Annoncé il y a quelques jours, le déficit budgétaire saoudien en 2015 confirme que ce pays est désormais confronté à d’importantes difficultés financières. Le trou dans le budget de l’Etat a atteint 367 milliards de rials (98 milliards de dollars ou 89 milliards d’euros) soit l’équivalent de 15% du Produit intérieur brut (à titre de comparaison, les pays de la zone euro sont censés limiter leur déficit à 3% du PIB). Pour financer ce manque à gagner, les autorités saoudiennes vont devoir piocher dans leurs imposantes réserves de change. Mais elles vont surtout devoir prendre des mesures difficiles qui risquent d’alimenter les tensions sociales.

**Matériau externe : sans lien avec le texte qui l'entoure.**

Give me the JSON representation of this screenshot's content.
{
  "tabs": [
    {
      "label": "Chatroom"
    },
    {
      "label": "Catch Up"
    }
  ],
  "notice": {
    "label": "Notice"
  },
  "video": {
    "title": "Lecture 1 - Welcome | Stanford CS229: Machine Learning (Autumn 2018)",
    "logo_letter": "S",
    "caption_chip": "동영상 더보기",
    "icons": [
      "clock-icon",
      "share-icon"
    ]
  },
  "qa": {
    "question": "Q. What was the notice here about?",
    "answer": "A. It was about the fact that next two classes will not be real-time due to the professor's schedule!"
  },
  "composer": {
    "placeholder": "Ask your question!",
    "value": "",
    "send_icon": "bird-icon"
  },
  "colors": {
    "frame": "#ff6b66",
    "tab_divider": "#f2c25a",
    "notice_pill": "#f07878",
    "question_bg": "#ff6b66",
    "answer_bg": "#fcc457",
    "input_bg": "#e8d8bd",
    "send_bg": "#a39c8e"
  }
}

Riyad a d’ores et déjà averti que les dépenses vont baisser à 840 milliards de riyals (204 milliards d’euros) en 2016 (contre 975 milliards en 2015). Cela signifie, entre autres, que de nombreux projets vont être gelés ou annulés. Cela concernera certainement les infrastructures ainsi que les acquisitions d’équipements. Au cours des prochaines semaines, il sera intéressant de savoir quels projets sont concernés et si le secteur de la défense -le Royaume est un grand acheteur d’armements- va devoir subir, lui aussi, une cure d’austérité.

Mais c’est surtout vers la baisse drastique des subventions que le gouvernement saoudien entend orienter ses efforts pour que le déficit budgétaire de 2016 tombe à 326 milliards de riyals (79,3 milliards d’euros). Carburants, sodas, tabac, eau et électricité sont les secteurs où les prix vont augmenter au cours des cinq prochaines années. Des mesures sont d’ores et déjà effectives avec l’essence sans plomb qui a augmenté de 50% à 0,24 dollar le litre (un montant qui peut paraître modique mais qui est un record pour le royaume). Les autorités saoudiennes évoquent aussi la mise en place d’une TVA -en coordination avec les autres pays du Conseil de coopération et du Golfe (il s’agira pour Riyad d’éviter que les Saoudiens n’aillent faire leurs emplettes ailleurs)- et des privatisations d’entreprises publiques qui restent à préciser.

UNE MARGE DE MANŒUVRE REDUITE

Tout cela ressemble à une thérapie classique appliquée à un pays confronté à une chute de ses revenus. En effet, pour 2016, le gouvernement saoudien ne prévoit « que » 513,8 milliards de recettes soit 124,8 milliards d’euros. En clair, Riyad ne s’attend pas à une remontée des prix du pétrole pour les mois à venir. Dès lors, la question est simple : quel sera l’impact social des hausses de prix ? On se souvient qu’en 2011, le royaume avait mobilisé plus de 100 milliards de dollars pour contrer les effets du Printemps arabe. Cette fois, il n’a plus cette marge de manœuvre à l’heure où c’est l’OEI qui appelle les Saoudiens à se révolter contre leurs dirigeants. Et que dire des conséquences de l’enlisement au Yémen ? A l’heure où une partie de la famille royale défend l’idée d’un changement de monarque, le roi Salman est engagé dans une partie aussi difficile qu’incertaine.